California cities — including Palm Springs, Los Angeles and San Francisco — lead the nation in online searches for monkeypox vaccines, underscoring the growing challenge of finding the limited doses and accessing them as cases of the rare virus continue to rise.
Eight of the top 10 metropolitan areas looking online for nearby monkeypox vaccines in the past week were in California, according to Google Trends. The Jynneos vaccine, which has been approved preventively and post-exposure for protection against monkeypox, remains scarce across the country. Clinics report long waiting lists for the vaccine, and images from many U.S. cities show people squirming in lines through city blocks to take the photos.
California is second only to New York in the number of monkey pox in the state, according to the Centers for Disease Control and Prevention. San Francisco last week declared a state of emergency amid the rapid spread of the disease — a decision also made by New York — and on Monday, Illinois and California did the same.
Monkeypox continues to disproportionately infect gay and bisexual men, and many LGBTQ activists have called for more to be done, including better access to vaccines, which are in high demand but scarce in supply.

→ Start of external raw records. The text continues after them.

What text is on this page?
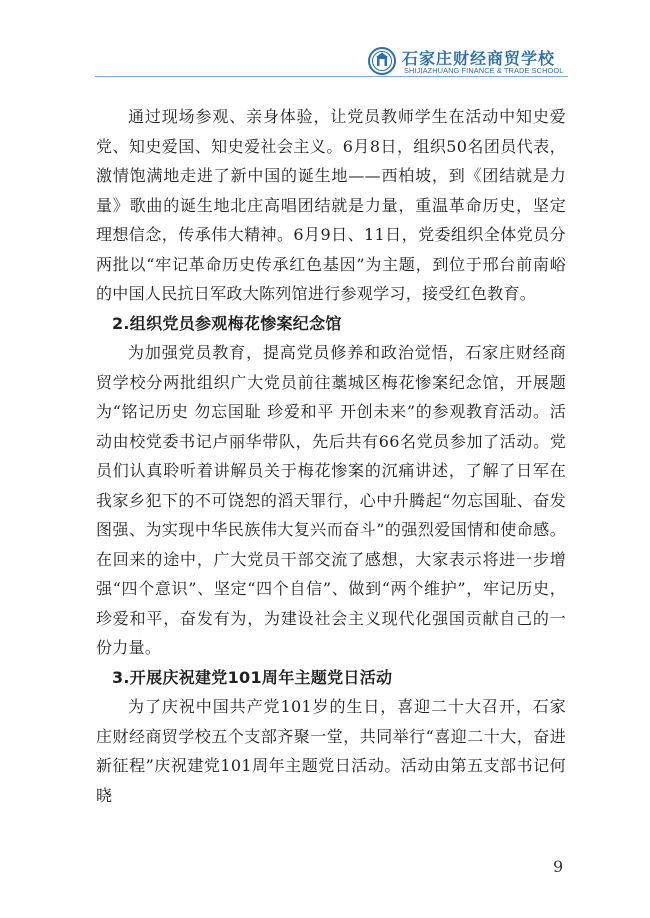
石家庄财经商贸学校
SHIJIAZHUANG FINANCE & TRADE SCHOOL

通过现场参观、亲身体验，让党员教师学生在活动中知史爱党、知史爱国、知史爱社会主义。6月8日，组织50名团员代表，激情饱满地走进了新中国的诞生地——西柏坡，到《团结就是力量》歌曲的诞生地北庄高唱团结就是力量，重温革命历史，坚定理想信念，传承伟大精神。6月9日、11日，党委组织全体党员分两批以“牢记革命历史传承红色基因”为主题，到位于邢台前南峪的中国人民抗日军政大陈列馆进行参观学习，接受红色教育。

2.组织党员参观梅花惨案纪念馆

为加强党员教育，提高党员修养和政治觉悟，石家庄财经商贸学校分两批组织广大党员前往藁城区梅花惨案纪念馆，开展题为“铭记历史 勿忘国耻 珍爱和平 开创未来”的参观教育活动。活动由校党委书记卢丽华带队，先后共有66名党员参加了活动。党员们认真聆听着讲解员关于梅花惨案的沉痛讲述，了解了日军在我家乡犯下的不可饶恕的滔天罪行，心中升腾起“勿忘国耻、奋发图强、为实现中华民族伟大复兴而奋斗”的强烈爱国情和使命感。在回来的途中，广大党员干部交流了感想，大家表示将进一步增强“四个意识”、坚定“四个自信”、做到“两个维护”，牢记历史，珍爱和平，奋发有为，为建设社会主义现代化强国贡献自己的一份力量。

3.开展庆祝建党101周年主题党日活动

为了庆祝中国共产党101岁的生日，喜迎二十大召开，石家庄财经商贸学校五个支部齐聚一堂，共同举行“喜迎二十大，奋进新征程”庆祝建党101周年主题党日活动。活动由第五支部书记何晓

9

LA County public health officials have said they have created eligibility parameters to target those most at risk because the federal government’s vaccine supply is so limited. They have received 24,000 doses, which have been distributed to county-run and other partner vaccine distributors, and officials say they hope to get more.
San Francisco and Los Angeles together make up about two-thirds of California’s nearly 800 monkey pox cases. But the Google Trends analysis of where people searched most for “monkeypox vaccine near me” included not only the state’s two largest cities, but Bakersfield, Sacramento and Fresno, among others.
Miami and Washington, DC, were the two non-California metropolitan areas that made Google’s top 10 regions in search of nearby monkeypox vaccines.
Suspected or confirmed cases have nearly doubled in LA County in the past week, rising to 400 Monday. In San Francisco, 310 cases were reported Monday, nearly 44% more than a week earlier.
According to state data, most cases in California have been confirmed in men who identify as gay, bisexual or are part of the LGBTQ community. Some cases have also been confirmed in transgender or non-binary people.
Although monkeypox is not considered a sexually transmitted disease, it spreads easily during sexual encounters or other close skin-to-skin contact, experts say. It can also spread on towels or linens that have touched the virus or through respiratory secretions, such as when kissing. Monkeypox is rarely fatal, but the lesions can be extremely painful.
California health officials say the risk of monkeypox to the general public remains low as it spreads much less easily compared to an airborne virus like the coronavirus. However, monkeypox can spread to anyone regardless of gender or sexual orientation, and has been confirmed in two children and a pregnant woman.